A produção desses tipos de plástico tem sido um grande benefício para a indústria de petróleo e gás e está dando aos produtores de combustíveis fósseis um vislumbre de esperança para o futuro; enquanto plásticos representam apenas 14% da demanda de petróleo hoje, projeções indicam que eles representarão metade da demanda mundial de petróleo em 2050.

O estudo detalha um novo tipo de técnica para tratar plásticos descartáveis ​​que, dizem os pesquisadores, pode quebrar todos os tipos de plásticos difíceis de reciclar — incluindo garrafas e bolsas de polietileno — em petroquímicos líquidos. Uma das coisas mais notáveis ​​sobre a nova técnica é que ela é capaz de quebrar o plástico em temperaturas mais baixas do que outros métodos de pirólise, o que ajuda a transformar o material em um combustível mais denso e usa duas a três vezes menos energia.
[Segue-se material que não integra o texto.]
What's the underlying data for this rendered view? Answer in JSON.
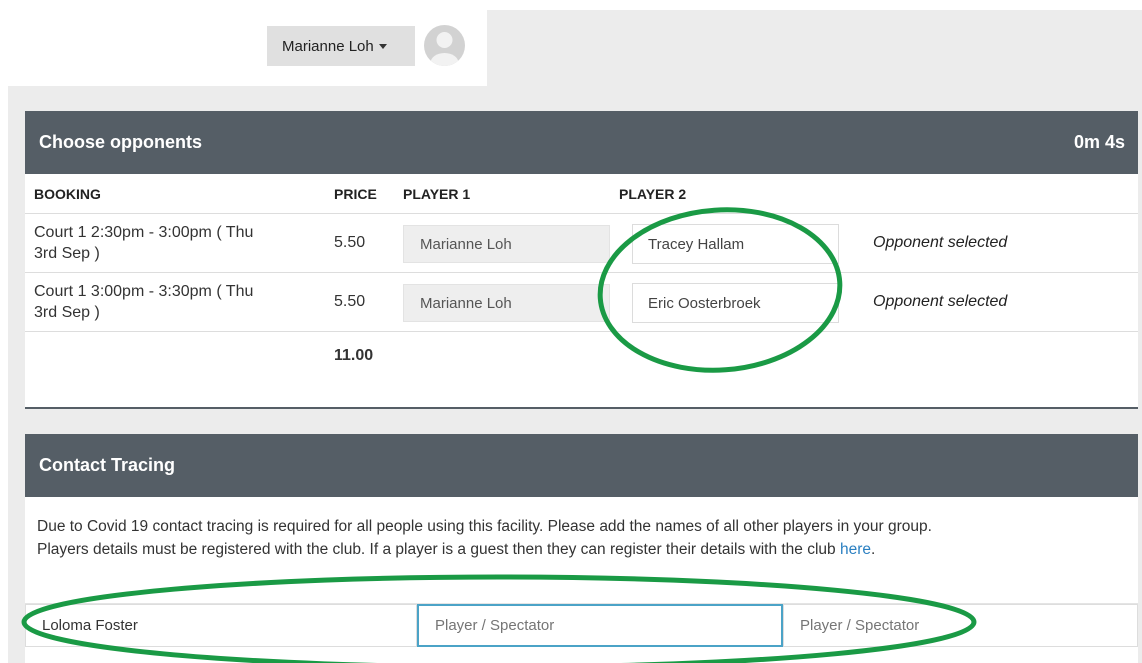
{
  "header": {
    "user_name": "Marianne Loh"
  },
  "opponents_panel": {
    "title": "Choose opponents",
    "timer": "0m 4s",
    "columns": {
      "booking": "BOOKING",
      "price": "PRICE",
      "player1": "PLAYER 1",
      "player2": "PLAYER 2"
    },
    "rows": [
      {
        "booking_line1": "Court 1 2:30pm - 3:00pm ( Thu",
        "booking_line2": "3rd Sep )",
        "price": "5.50",
        "player1": "Marianne Loh",
        "player2": "Tracey Hallam",
        "status": "Opponent selected"
      },
      {
        "booking_line1": "Court 1 3:00pm - 3:30pm ( Thu",
        "booking_line2": "3rd Sep )",
        "price": "5.50",
        "player1": "Marianne Loh",
        "player2": "Eric Oosterbroek",
        "status": "Opponent selected"
      }
    ],
    "total": "11.00"
  },
  "contact_panel": {
    "title": "Contact Tracing",
    "text_line1": "Due to Covid 19 contact tracing is required for all people using this facility. Please add the names of all other players in your group.",
    "text_line2": "Players details must be registered with the club. If a player is a guest then they can register their details with the club",
    "link_text": "here",
    "text_end": ".",
    "inputs": [
      {
        "value": "Loloma Foster",
        "placeholder": ""
      },
      {
        "value": "",
        "placeholder": "Player / Spectator"
      },
      {
        "value": "",
        "placeholder": "Player / Spectator"
      }
    ]
  },
  "colors": {
    "panel_header": "#555e66",
    "annotation": "#1a9a45",
    "link": "#2a7fc1",
    "focus_border": "#4ba3c7"
  }
}
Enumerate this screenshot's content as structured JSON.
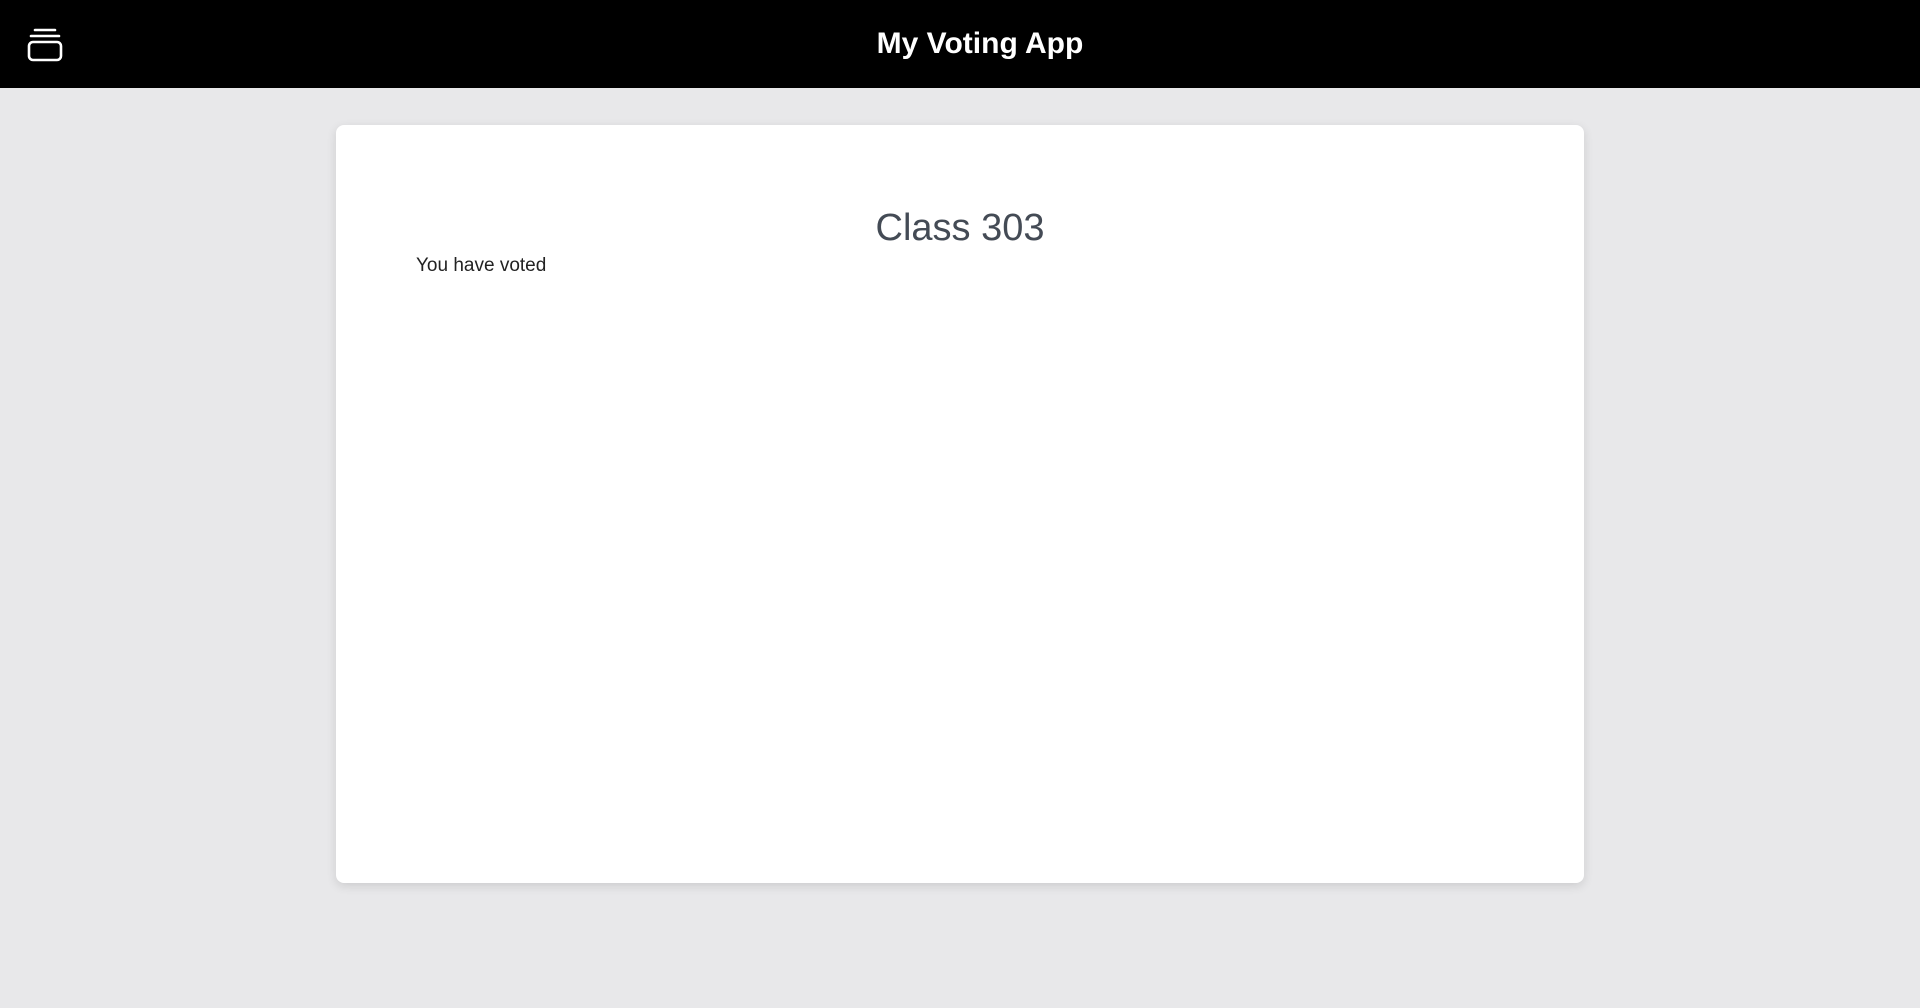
{
  "header": {
    "title": "My Voting App",
    "logo_icon": "stacked-cards-icon",
    "background": "#000000",
    "text_color": "#ffffff"
  },
  "main": {
    "class_title": "Class 303",
    "status_text": "You have voted",
    "background": "#e8e8ea",
    "card_background": "#ffffff"
  }
}
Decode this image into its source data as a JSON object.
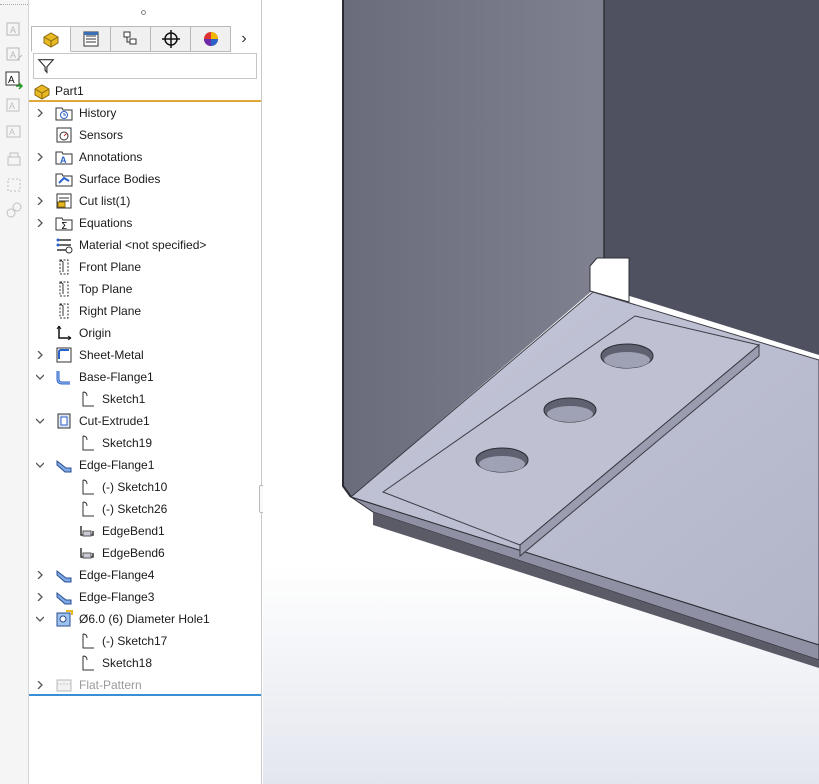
{
  "feature_tabs": [
    {
      "name": "feature-manager",
      "icon": "part-icon"
    },
    {
      "name": "property-manager",
      "icon": "property-list-icon"
    },
    {
      "name": "configuration-manager",
      "icon": "configuration-icon"
    },
    {
      "name": "dimxpert-manager",
      "icon": "crosshair-icon"
    },
    {
      "name": "display-manager",
      "icon": "appearance-icon"
    }
  ],
  "tree": {
    "root": "Part1",
    "items": [
      {
        "label": "History",
        "icon": "history-folder-icon",
        "level": 0,
        "expand": "collapsed"
      },
      {
        "label": "Sensors",
        "icon": "sensors-icon",
        "level": 0,
        "expand": "none"
      },
      {
        "label": "Annotations",
        "icon": "annotations-icon",
        "level": 0,
        "expand": "collapsed"
      },
      {
        "label": "Surface Bodies",
        "icon": "surface-bodies-icon",
        "level": 0,
        "expand": "none"
      },
      {
        "label": "Cut list(1)",
        "icon": "cut-list-icon",
        "level": 0,
        "expand": "collapsed"
      },
      {
        "label": "Equations",
        "icon": "equations-icon",
        "level": 0,
        "expand": "collapsed"
      },
      {
        "label": "Material <not specified>",
        "icon": "material-icon",
        "level": 0,
        "expand": "none"
      },
      {
        "label": "Front Plane",
        "icon": "plane-icon",
        "level": 0,
        "expand": "none"
      },
      {
        "label": "Top Plane",
        "icon": "plane-icon",
        "level": 0,
        "expand": "none"
      },
      {
        "label": "Right Plane",
        "icon": "plane-icon",
        "level": 0,
        "expand": "none"
      },
      {
        "label": "Origin",
        "icon": "origin-icon",
        "level": 0,
        "expand": "none"
      },
      {
        "label": "Sheet-Metal",
        "icon": "sheet-metal-icon",
        "level": 0,
        "expand": "collapsed"
      },
      {
        "label": "Base-Flange1",
        "icon": "base-flange-icon",
        "level": 0,
        "expand": "expanded"
      },
      {
        "label": "Sketch1",
        "icon": "sketch-icon",
        "level": 1,
        "expand": "none"
      },
      {
        "label": "Cut-Extrude1",
        "icon": "cut-extrude-icon",
        "level": 0,
        "expand": "expanded"
      },
      {
        "label": "Sketch19",
        "icon": "sketch-icon",
        "level": 1,
        "expand": "none"
      },
      {
        "label": "Edge-Flange1",
        "icon": "edge-flange-icon",
        "level": 0,
        "expand": "expanded"
      },
      {
        "label": "(-) Sketch10",
        "icon": "sketch-icon",
        "level": 1,
        "expand": "none"
      },
      {
        "label": "(-) Sketch26",
        "icon": "sketch-icon",
        "level": 1,
        "expand": "none"
      },
      {
        "label": "EdgeBend1",
        "icon": "edge-bend-icon",
        "level": 1,
        "expand": "none"
      },
      {
        "label": "EdgeBend6",
        "icon": "edge-bend-icon",
        "level": 1,
        "expand": "none"
      },
      {
        "label": "Edge-Flange4",
        "icon": "edge-flange-icon",
        "level": 0,
        "expand": "collapsed"
      },
      {
        "label": "Edge-Flange3",
        "icon": "edge-flange-icon",
        "level": 0,
        "expand": "collapsed"
      },
      {
        "label": "Ø6.0 (6) Diameter Hole1",
        "icon": "hole-wizard-icon",
        "level": 0,
        "expand": "expanded"
      },
      {
        "label": "(-) Sketch17",
        "icon": "sketch-icon",
        "level": 1,
        "expand": "none"
      },
      {
        "label": "Sketch18",
        "icon": "sketch-icon",
        "level": 1,
        "expand": "none"
      },
      {
        "label": "Flat-Pattern",
        "icon": "flat-pattern-icon",
        "level": 0,
        "expand": "collapsed",
        "suppressed": true
      }
    ]
  },
  "colors": {
    "accent_root_line": "#e0a73d",
    "end_marker_line": "#3a8ed6",
    "model_wall_left": "#7b7d8d",
    "model_wall_back": "#4f5160",
    "model_floor": "#b9bbcf"
  }
}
“A maioria dos trabalhos anteriores se concentra na pirólise que aquece o plástico a altas temperaturas de 400-800 [graus Celsius]”, disse por e-mail o autor do estudo Dionisios Vlachos, professor de engenharia química e biomolecular da Universidade de Delaware. “A demanda de energia é super alta.”

Essas técnicas de alta temperatura, disse Vlachos, quebram a maioria das ligações químicas no plástico, o que faz com que o produto final se pareça com gases leves como o xisto. Esta nova técnica, por outro lado, pode criar combustíveis líquidos com calor mais baixo — cerca de 225 graus Celsius — produzindo “combustíveis quase prontos para uso em carros, caminhões ou aviões e lubrificantes”, disse Vlachos.

Plásticos descartáveis, como sacolas, canudos e anéis de latas, são basicamente feitos para irem pro lixo logo após o uso. Essas coisas fáceis de serem descartadas representam metade das 300 milhões de toneladas de plástico produzidos no mundo todo a cada ano, então há muito trabalho a ser feito. É também o que mais está obstruindo o meio ambiente, à medida que pedaços maiores se quebram em microplásticos que podem representar uma ameaça para humanos, animais e ecossistemas.

Claramente, porém, transformá-lo em combustível não é uma cura para todos os nossos problemas ambientais. Basicamente, isso não vai conter as mudanças climáticas. Os combustíveis fósseis, é claro, emitem poluentes quando você os queima; usar um galão de petróleo derretido de um monte de Tupperware não vai mudar isso.

Ainda assim, há uma necessidade urgente de descobrir o que fazer com todo esse lixo de plástico que está obstruindo o planeta. Ele está poluindo os corpos d’água e matando a vida selvagem. Nosso melhor método atual de se livrar dele — simplesmente queimar o lixo — também libera emissões tóxicas e que aquecem o planeta.

Assine a newsletter do Gizmodo

Converter o plástico de volta ao material do qual foi originalmente feito pode não ser uma solução perfeita, mas com certeza é melhor do que nada (e potencialmente tem um bônus adicional de criar menos fluxos de receita para empresas de petróleo e gás à medida que encontramos maneiras de reutilizar as coisas que eles nos venderam). E agora é a hora, disse Vlachos, de dedicar esforços a técnicas de pesquisa como essas, antes que nosso vício em plástico fuja do nosso controle.

“Precisamos agir em relação ao problema do plástico e desenvolver tecnologias e políticas para eliminá-lo do meio ambiente”, disse Vlachos. “Pesquisas levam mais de 10 anos antes de se tornarem úteis. Investir neste campo agora é uma prioridade.”